Scott Kazmir is pitching himself into a great prospect for the A’s. He’ll be one of the most attractive starting pitchers on the trade market and he has been very strong in 13 starts with a 2.84/3.60/3.69. There’s some regression showing in those numbers based on his walk rate, but he’s increased his strikeout output to offset the bump in BBs. One area that shows positive regression is that only 1.4 percent of fly balls have been pop ups. That’s the lowest in the league among qualified starters and some of those home runs leaving the yard will be pop ups throughout the season. His Zone-Contact% went down, which means he’s sequencing better and throwing better fastballs in the zone.
The Angels are 20th in wOBA against lefties and the A’s have had success against Richards, and pitchers like him, in the past and this season. I’d lay the price with Oakland today.

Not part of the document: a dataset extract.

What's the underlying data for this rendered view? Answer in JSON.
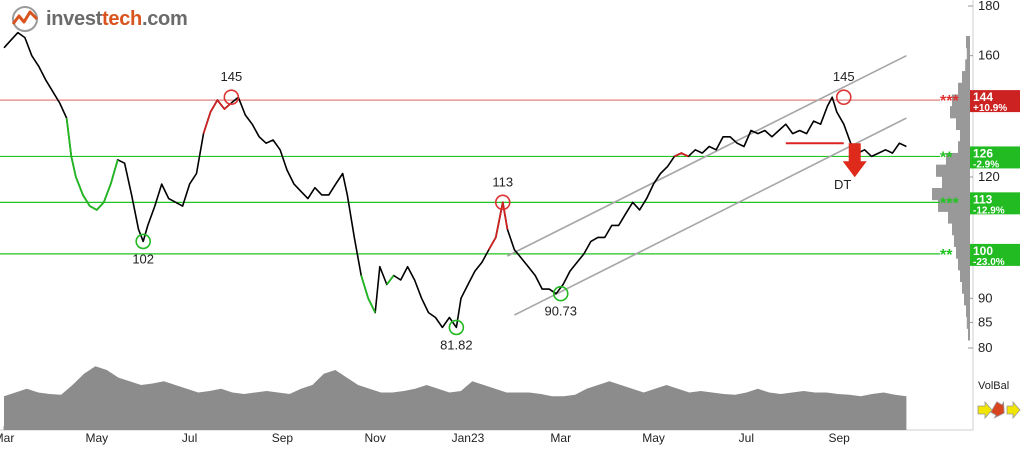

This first of two very strange lines in the 4 p.m. ET first pitches. This one has seen some Astros movement on the overnights. Vincent Velasquez takes the mound for the third time this season for the Astros. He has flashed good strikeout potential with 12 strikeouts in 9.2 innings of work, but he has also walked six. Command has been a little bit of an issue as well with a .391 BABIP against. He’s shown fly ball tendencies so far, which certainly play better at Safeco than they do at Minute Maid Park. For as lefty-heavy as the Mariners are, they rank 29th in wOBA against righties at .290 with one of the league’s highest strikeout rates.
JA Happ has cut down on the walks and has been able to pitch to Safeco Field’s pitcher-friendly conditions this season en route to a 3.79 ERA, 3.56 FIP, 3.82 xFIP. Nothing is wildly out of range for Happ, though his 76 percent LOB% should go down due to a lack of punchouts. Happ has a 1.88 ERA at home, which likely explains why this line opened where it did. I’m not really buying Happ and I agree with this line move. I think the Astros are in a better position for this game.
The market has moved this game closer to a money line pick ‘em with Andrew Cashner against Jeremy Hellickson. Cashner certainly has more upside of the two. Like Tyson Ross and other Padres, Cashner has been victimized by the terrible Padres defense, but he’s also made his own problems by allowing a total of 13 home runs in 85 innings. He allowed 12 over 175 innings in 2013 and seven over 123.1 innings last season. I believe that’s an anomaly. Cashner is throwing his slider more, which is a sign of better elbow health from a guy that has had some issues. His velocity is there across the board. He has really struggled lately, which concerns me in this start that maybe something is acting up, but it’s probably just mechanical.
On the other side, Jeremy Hellickson has a 5.10 ERA, a 4.77 FIP, and a 4.24 xFIP. He’s a guy that regularly outpitched his advanced metrics in Tampa and has not been able to replicate it for three years in a row. I’ve never been a big believer in the control. He’s a guy with marginal stuff that requires hitters to chase. He does have much better splits against righties this season. Lefties are killing him with a .303/.393/.517 slash and a 19/17 K/BB ratio. Righties are a more pedestrian .243/.282/.456. His 5.91 ERA at home is pretty indicative of what Chase Field can do to pitchers that struggle with control and command.
I think the San Diego line move is justified, but I wonder if Cashner can smooth things out. On the other hand, I wonder if Hellickson can shake off his home performance to date. To me, this looks like a small play on the first 5 over and see what happens. Cashner has the higher upside to justify a play on the Padres, but I don’t like what either of these guys are doing lately.